Das Einzigartige am Lean & Green Efficiency Award ist die gemeinsame Bewertung von Umwelt- und Ressourcenthemen in Kombination mit Lean-Management-Ansätzen. „Die Doppelauszeichnung bestätigt uns in der Überzeugung, dass sich ökonomische und ökologische Interessen sehr gut miteinander verbinden lassen. Sie profitieren sogar voneinander“, kommentiert Dr. Werner Struth, der für Produktionssysteme und Umweltschutz zuständige Geschäftsführer der Robert Bosch GmbH: „Die Steigerung der Energieeffizienz leistet sowohl einen Beitrag zum Klimaschutz als auch zur Wettbewerbsfähigkeit.“

Ökonomie und Ökologie vereint

Das Werk Stuttgart-Feuerbach ist seit Jahren der Verschwendung auf der Spur. Mit Erfolg: So ist der Energieverbrauch seit 2007 um mehr als 40 Prozent zurückgegangen. Die totalen CO2-Emissionen sanken im gleichen Zeitraum um fast 50 Prozent. Zu den Highlights des Energiemanagements gehört es, Maschinen und Anlagen systematisch abzuschalten, die Antriebstechnik von Maschinen zu optimieren und Prozesse energieeffizient zu gestalten.

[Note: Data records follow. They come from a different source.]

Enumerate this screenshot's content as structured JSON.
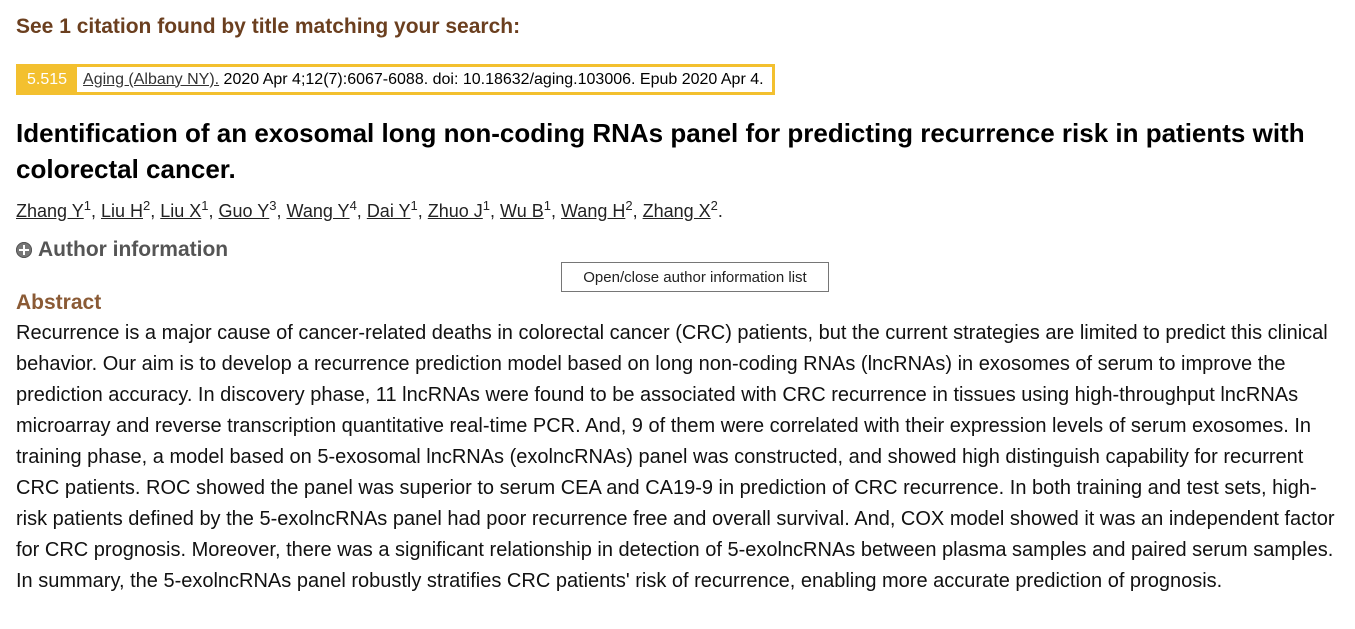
{
  "search_result_heading": "See 1 citation found by title matching your search:",
  "citation": {
    "impact_factor": "5.515",
    "journal": "Aging (Albany NY).",
    "details": " 2020 Apr 4;12(7):6067-6088. doi: 10.18632/aging.103006. Epub 2020 Apr 4."
  },
  "article_title": "Identification of an exosomal long non-coding RNAs panel for predicting recurrence risk in patients with colorectal cancer.",
  "authors": [
    {
      "name": "Zhang Y",
      "aff": "1"
    },
    {
      "name": "Liu H",
      "aff": "2"
    },
    {
      "name": "Liu X",
      "aff": "1"
    },
    {
      "name": "Guo Y",
      "aff": "3"
    },
    {
      "name": "Wang Y",
      "aff": "4"
    },
    {
      "name": "Dai Y",
      "aff": "1"
    },
    {
      "name": "Zhuo J",
      "aff": "1"
    },
    {
      "name": "Wu B",
      "aff": "1"
    },
    {
      "name": "Wang H",
      "aff": "2"
    },
    {
      "name": "Zhang X",
      "aff": "2"
    }
  ],
  "author_info_label": "Author information",
  "tooltip": "Open/close author information list",
  "abstract_heading": "Abstract",
  "abstract_text": "Recurrence is a major cause of cancer-related deaths in colorectal cancer (CRC) patients, but the current strategies are limited to predict this clinical behavior. Our aim is to develop a recurrence prediction model based on long non-coding RNAs (lncRNAs) in exosomes of serum to improve the prediction accuracy. In discovery phase, 11 lncRNAs were found to be associated with CRC recurrence in tissues using high-throughput lncRNAs microarray and reverse transcription quantitative real-time PCR. And, 9 of them were correlated with their expression levels of serum exosomes. In training phase, a model based on 5-exosomal lncRNAs (exolncRNAs) panel was constructed, and showed high distinguish capability for recurrent CRC patients. ROC showed the panel was superior to serum CEA and CA19-9 in prediction of CRC recurrence. In both training and test sets, high-risk patients defined by the 5-exolncRNAs panel had poor recurrence free and overall survival. And, COX model showed it was an independent factor for CRC prognosis. Moreover, there was a significant relationship in detection of 5-exolncRNAs between plasma samples and paired serum samples. In summary, the 5-exolncRNAs panel robustly stratifies CRC patients' risk of recurrence, enabling more accurate prediction of prognosis."
}
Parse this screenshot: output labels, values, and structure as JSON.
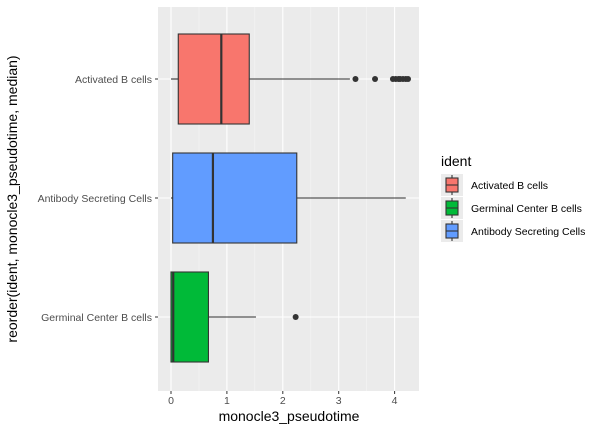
{
  "chart_data": {
    "type": "boxplot",
    "orientation": "horizontal",
    "xlabel": "monocle3_pseudotime",
    "ylabel": "reorder(ident, monocle3_pseudotime, median)",
    "xlim": [
      -0.2,
      4.45
    ],
    "xticks": [
      0,
      1,
      2,
      3,
      4
    ],
    "grid": true,
    "legend": {
      "title": "ident",
      "placement": "right",
      "entries": [
        "Activated B cells",
        "Germinal Center B cells",
        "Antibody Secreting Cells"
      ]
    },
    "categories_top_to_bottom": [
      "Activated B cells",
      "Antibody Secreting Cells",
      "Germinal Center B cells"
    ],
    "series": [
      {
        "name": "Activated B cells",
        "color": "#F8766D",
        "whisker_low": 0.0,
        "q1": 0.13,
        "median": 0.9,
        "q3": 1.4,
        "whisker_high": 3.2,
        "outliers": [
          3.3,
          3.65,
          3.97,
          4.02,
          4.07,
          4.1,
          4.15,
          4.2,
          4.24
        ]
      },
      {
        "name": "Antibody Secreting Cells",
        "color": "#619CFF",
        "whisker_low": 0.0,
        "q1": 0.03,
        "median": 0.75,
        "q3": 2.25,
        "whisker_high": 4.2,
        "outliers": []
      },
      {
        "name": "Germinal Center B cells",
        "color": "#00BA38",
        "whisker_low": 0.0,
        "q1": 0.0,
        "median": 0.04,
        "q3": 0.67,
        "whisker_high": 1.52,
        "outliers": [
          2.23
        ]
      }
    ]
  }
}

Das Werk Homburg erfasst in einem sogenannten Energiewertstrom für jeden Arbeitsschritt der Produktion den Energieverbrauch. Das schafft Transparenz und identifiziert die Stellhebel, mit denen sich die Effizienz steigern lässt. Beispielsweise verbrauchen energetisch optimierte Reinigungsanlagen rund 20 Prozent weniger Energie. Ziel von Bosch ist es, mit vielen guten Ideen der Mitarbeiter und geringen Investitionen den Energieverbrauch und damit die CO2-Emissionen der Standorte deutlich zu senken.